Economics – How It All Fits
Economics is the study of the way in which groups of people use resources to satisfy their wants. Our wants are many and varied. We all want food, clothing, shelter, transportation, pleasure and entertainment. But, the problem is most of us want much more beyond the basics.
We want such things as new cars, cable television and tickets to a ball game! In fact our capacity to want seems to be almost unlimited! The thing is, our incomes are usually much too small to buy everything…we would like to have. This gap between what people would like to have and what they are able to get…is the basic problem studied in economics.
One sure way to narrow this gap would be for each of us to want less or be content with little. Another way would be for each of us, would be for all to produce more. The economist cannot say which is better.

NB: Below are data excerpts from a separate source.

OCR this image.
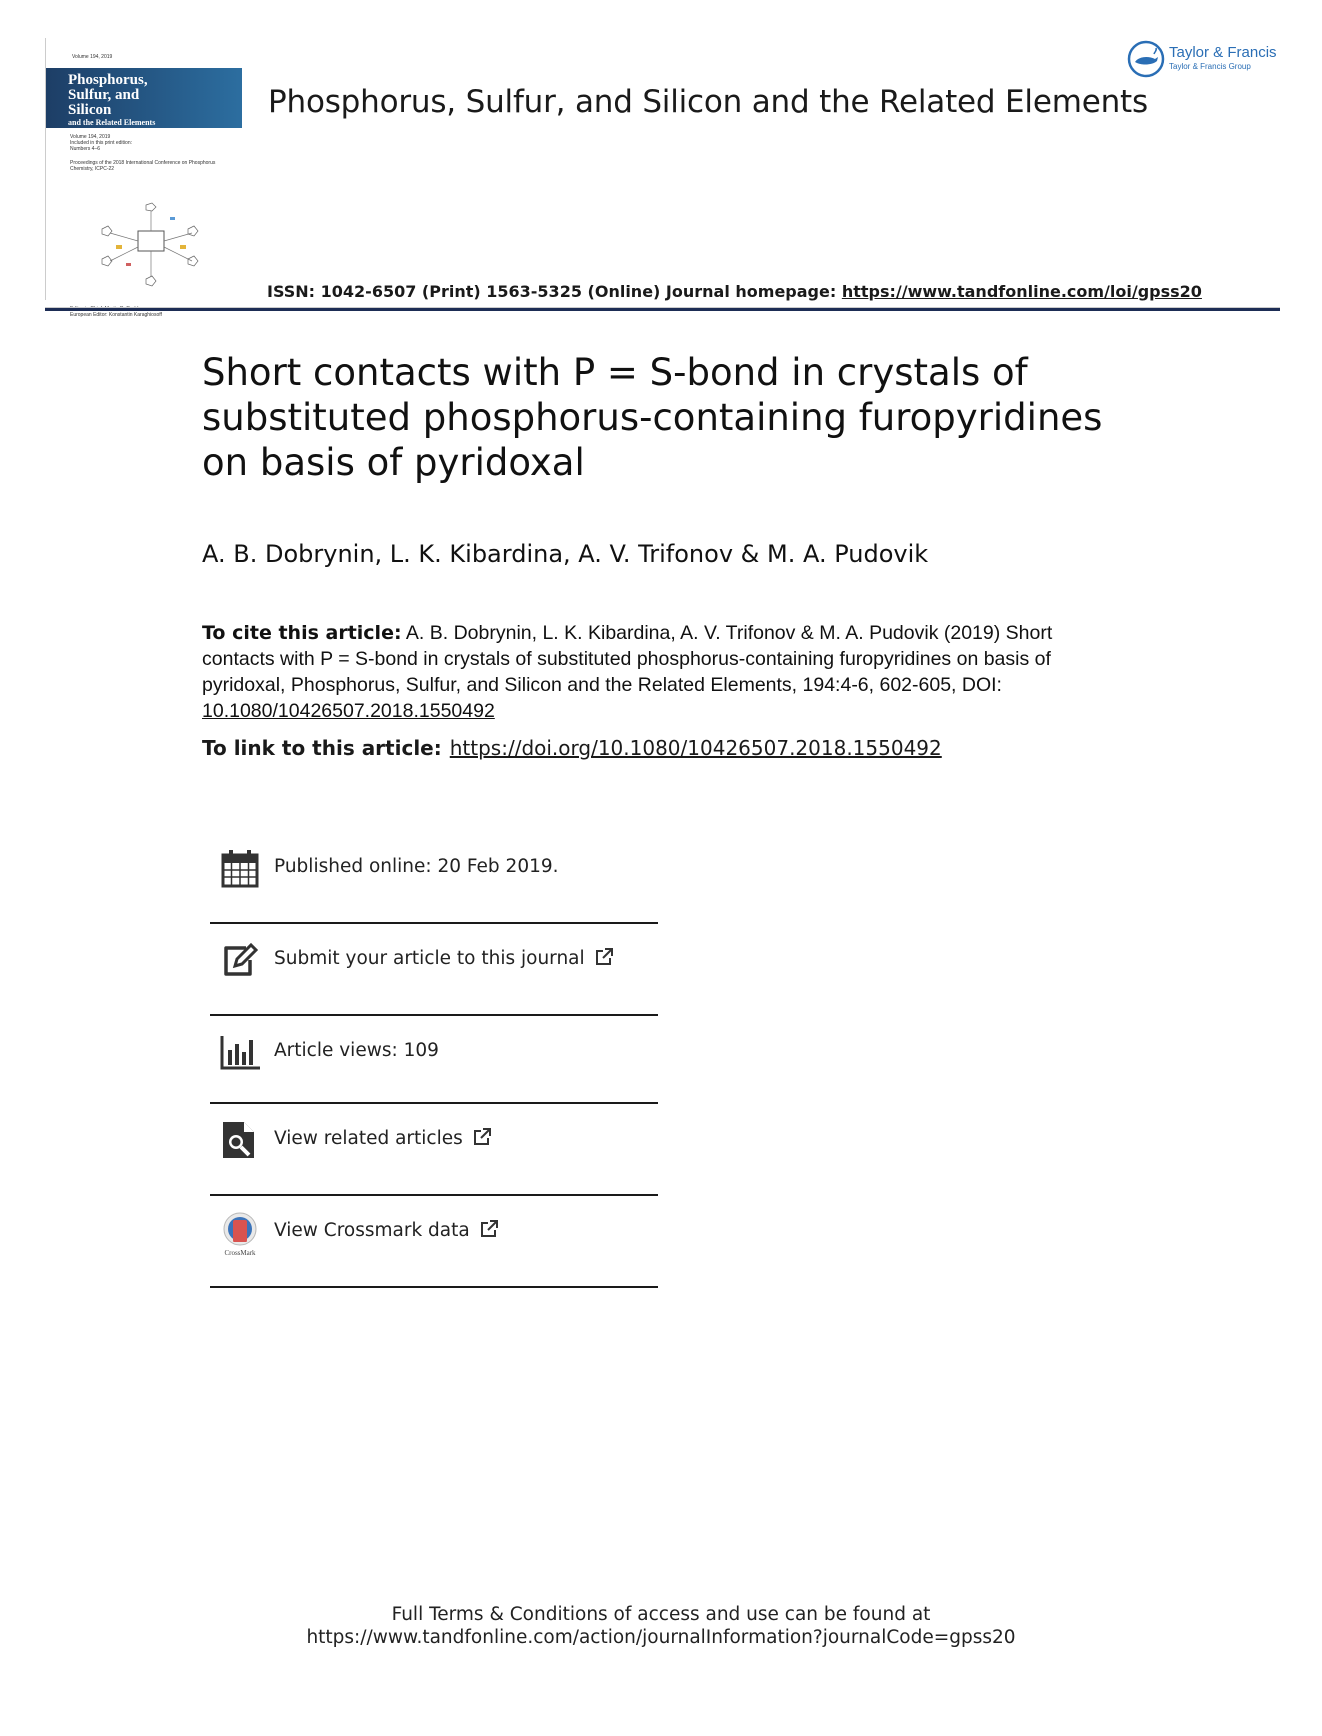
Volume 194, 2019
Phosphorus,
Sulfur, and
Silicon
and the Related Elements
Volume 194, 2019
Included in this print edition:
Numbers 4–6
Proceedings of the 2018 International Conference on Phosphorus Chemistry, ICPC-22
European Editor: Konstantin Karaghiosoff
Phosphorus, Sulfur, and Silicon and the Related Elements
Taylor & Francis
Taylor & Francis Group
ISSN: 1042-6507 (Print) 1563-5325 (Online) Journal homepage: https://www.tandfonline.com/loi/gpss20
Short contacts with P = S-bond in crystals of substituted phosphorus-containing furopyridines on basis of pyridoxal
A. B. Dobrynin, L. K. Kibardina, A. V. Trifonov & M. A. Pudovik
To cite this article: A. B. Dobrynin, L. K. Kibardina, A. V. Trifonov & M. A. Pudovik (2019) Short contacts with P = S-bond in crystals of substituted phosphorus-containing furopyridines on basis of pyridoxal, Phosphorus, Sulfur, and Silicon and the Related Elements, 194:4-6, 602-605, DOI: 10.1080/10426507.2018.1550492
To link to this article: https://doi.org/10.1080/10426507.2018.1550492
Published online: 20 Feb 2019.
Submit your article to this journal
Article views: 109
View related articles
CrossMark
View Crossmark data
Full Terms & Conditions of access and use can be found at
https://www.tandfonline.com/action/journalInformation?journalCode=gpss20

Production is the uses of resources to create things which satisfy human wants. It includes not only creating things in the sense of raising wheat, but doing everything else which enables the product or good to satisfy wants. Transporting the wheat to market, grinding the flour, baking the bread, selling the bread. Every act which increases the ability of goods to satisfy wants…is a part of production.
The basic resources’ used in production are the human beings who contribute their labor and the resources provided by nature. Thus, we have human resources’ and we have natural resources. The earliest men used natural’s resources by merely gathering plants or hunting the animals that they knew how to use for food. This was hard work then, but it was more like finding than producing.
Later men learned to till the fields and raise plants on purpose and to tame the animals. Also they found that if they spent some time making tools, carts and so forth, they could produce more…of the things they wanted. This means they were using capital.
Capital does not refer to money alone. It refers to goods which are not used to satisfy wants directly, but instead are used in producing other goods which do satisfy wants directly. The giant blast furnaces in the steel mills, the tractors and combines on the farms and the expensive manufacturing plants are part of the great stock of goods used as capital in modern economics.
With the use of more complex capital-using methods of production a need for a special type of labor became evident. Men were needed to collect, organize and manage the resources used in production. This special type of labor is usually called management or entrepreneurship. Economics usually add both capital and management to the list of resources and speak of four types of resources: land, (meaning all natural resources) labor, capital and management. The income received by the owners of each type of resource is called in order: rent, wages, interest and profit.